Jetzt kommt der Hunger

«Ich bin kein Aktivist», sagt Henock Yebyo, «ich war nie daran interessiert, politische Arbeit zu machen.» Seit Beginn des Krieges ist aber auch er auf Twitter aktiv. «Ich musste etwas sagen.» Seine Universität erhält inzwischen E-Mails, vermutlich von UnterstützerInnen der Zentralregierung, die ihm TPLF-Propaganda unterstellen. Unsinn, sagt Yebyo. «Meine Ansichten sind teils komplett konträr.»

Inzwischen schaffen es trotz Kommunikationssperre Berichte von ersten Hungertoten in Tigray nach draussen. Der Konflikt begann mitten in der Erntezeit, Felder wurden niedergebrannt, Tiere getötet. Und die Bilder der jüngsten Heuschreckenplage, der schlimmsten seit Jahrzehnten, sind auch in Europa noch präsent. Die Banken sind dicht, Geschäfte und Fabriken wurden geplündert, Märkte zerstört.

Letzte Woche beteiligte sich die Schweiz an einem Frontex-Ausschaffungsflug. Zieldestination: Addis Abeba, Äthiopiens Hauptstadt. Die Frage, ob an Bord auch Menschen aus Tigray waren, könne aus rechtlichen Gründen nicht beantwortet werden, sagt das Staatssekretariat für Migration (SEM). In zwei Fällen hatten AnwältInnen erfolgreich bei der Uno interveniert und eine Ausschaffung abwenden können.

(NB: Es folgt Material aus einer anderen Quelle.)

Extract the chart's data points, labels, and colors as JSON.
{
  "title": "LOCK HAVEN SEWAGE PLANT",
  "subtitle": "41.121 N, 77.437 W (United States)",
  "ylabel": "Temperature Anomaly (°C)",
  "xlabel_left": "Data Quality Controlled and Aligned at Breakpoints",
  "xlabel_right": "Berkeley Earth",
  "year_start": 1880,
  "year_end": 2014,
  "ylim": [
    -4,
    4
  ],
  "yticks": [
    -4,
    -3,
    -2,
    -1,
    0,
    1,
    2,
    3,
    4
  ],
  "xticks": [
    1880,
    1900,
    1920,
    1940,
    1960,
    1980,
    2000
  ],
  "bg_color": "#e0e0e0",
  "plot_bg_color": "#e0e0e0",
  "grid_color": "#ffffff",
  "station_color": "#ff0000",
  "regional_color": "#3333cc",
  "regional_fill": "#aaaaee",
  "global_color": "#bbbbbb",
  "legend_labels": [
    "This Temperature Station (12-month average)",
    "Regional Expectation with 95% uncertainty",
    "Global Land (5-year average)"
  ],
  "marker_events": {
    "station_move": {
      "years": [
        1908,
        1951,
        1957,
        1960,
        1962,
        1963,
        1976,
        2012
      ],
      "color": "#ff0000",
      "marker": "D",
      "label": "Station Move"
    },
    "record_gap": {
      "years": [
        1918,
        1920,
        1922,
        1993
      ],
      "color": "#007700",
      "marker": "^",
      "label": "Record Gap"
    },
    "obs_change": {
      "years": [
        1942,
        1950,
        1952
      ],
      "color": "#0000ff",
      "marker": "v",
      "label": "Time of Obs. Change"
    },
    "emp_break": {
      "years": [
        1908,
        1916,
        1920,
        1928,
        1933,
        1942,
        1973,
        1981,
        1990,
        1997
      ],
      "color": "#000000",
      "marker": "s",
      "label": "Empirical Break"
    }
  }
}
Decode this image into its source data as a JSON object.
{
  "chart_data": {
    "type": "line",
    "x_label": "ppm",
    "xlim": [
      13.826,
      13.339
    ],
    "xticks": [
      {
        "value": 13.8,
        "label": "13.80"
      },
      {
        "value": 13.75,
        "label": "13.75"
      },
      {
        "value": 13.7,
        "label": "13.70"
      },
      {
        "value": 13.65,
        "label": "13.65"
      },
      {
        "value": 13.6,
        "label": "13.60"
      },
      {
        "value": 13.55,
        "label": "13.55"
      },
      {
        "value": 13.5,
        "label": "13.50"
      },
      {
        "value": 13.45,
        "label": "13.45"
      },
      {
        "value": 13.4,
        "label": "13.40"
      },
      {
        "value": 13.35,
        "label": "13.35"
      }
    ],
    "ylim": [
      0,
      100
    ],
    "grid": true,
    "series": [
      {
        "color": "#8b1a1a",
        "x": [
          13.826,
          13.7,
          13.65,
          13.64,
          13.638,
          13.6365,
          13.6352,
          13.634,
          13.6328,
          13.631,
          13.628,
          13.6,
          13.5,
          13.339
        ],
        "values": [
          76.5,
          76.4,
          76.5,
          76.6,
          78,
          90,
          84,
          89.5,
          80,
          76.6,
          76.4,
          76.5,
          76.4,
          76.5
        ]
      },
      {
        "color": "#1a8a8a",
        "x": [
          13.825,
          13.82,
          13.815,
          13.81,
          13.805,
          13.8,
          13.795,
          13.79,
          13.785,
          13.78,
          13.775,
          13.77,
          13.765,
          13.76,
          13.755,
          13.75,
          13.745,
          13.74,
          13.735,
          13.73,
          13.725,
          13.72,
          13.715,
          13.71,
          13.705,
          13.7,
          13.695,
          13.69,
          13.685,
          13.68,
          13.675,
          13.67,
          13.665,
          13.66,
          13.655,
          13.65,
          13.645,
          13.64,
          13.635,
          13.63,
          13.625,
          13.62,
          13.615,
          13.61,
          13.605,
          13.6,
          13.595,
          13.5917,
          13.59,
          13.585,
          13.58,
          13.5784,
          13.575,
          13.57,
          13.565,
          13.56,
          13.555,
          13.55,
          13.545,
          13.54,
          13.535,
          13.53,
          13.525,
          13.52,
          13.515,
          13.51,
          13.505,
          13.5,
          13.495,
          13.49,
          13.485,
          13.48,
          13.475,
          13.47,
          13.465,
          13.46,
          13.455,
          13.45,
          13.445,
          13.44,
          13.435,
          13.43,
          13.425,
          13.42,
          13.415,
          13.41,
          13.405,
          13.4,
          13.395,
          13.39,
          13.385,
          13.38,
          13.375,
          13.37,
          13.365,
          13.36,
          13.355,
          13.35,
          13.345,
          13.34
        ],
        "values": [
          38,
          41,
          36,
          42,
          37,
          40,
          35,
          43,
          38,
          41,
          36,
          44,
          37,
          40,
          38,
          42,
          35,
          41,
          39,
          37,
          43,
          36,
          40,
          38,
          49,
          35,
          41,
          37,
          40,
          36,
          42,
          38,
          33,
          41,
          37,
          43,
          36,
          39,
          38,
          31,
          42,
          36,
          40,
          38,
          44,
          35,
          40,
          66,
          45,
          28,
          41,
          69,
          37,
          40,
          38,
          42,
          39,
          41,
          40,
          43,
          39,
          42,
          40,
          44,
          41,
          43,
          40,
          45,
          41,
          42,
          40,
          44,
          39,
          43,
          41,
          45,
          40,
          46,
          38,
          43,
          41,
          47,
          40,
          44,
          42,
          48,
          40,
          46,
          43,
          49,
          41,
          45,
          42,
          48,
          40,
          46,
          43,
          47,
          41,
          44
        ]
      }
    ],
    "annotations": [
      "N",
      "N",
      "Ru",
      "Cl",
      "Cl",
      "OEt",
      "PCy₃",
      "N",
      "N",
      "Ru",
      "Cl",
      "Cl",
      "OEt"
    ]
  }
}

Nach 85 Tagen ohne Lebenszeichen erhielt Henock Yebyo Ende Januar schliesslich einen Anruf aus Wukro: von seinem Bruder. Die Familie ist am Leben. Als die ersten Bomben fielen, seien sie in die Berge geflohen; wochenlang hätten sie dort ausgeharrt. Zurück kam der Bruder nur, weil die fast siebzigjährige Mutter krank wurde und Medikamente brauchte. In Wukro waren diese aber nicht zu bekommen, das Krankenhaus war erst von Artilleriegeschossen getroffen und anschliessend geplündert worden. Noch immer sind weite Teile Tigrays von der Kommunikationssperre der Regierung betroffen.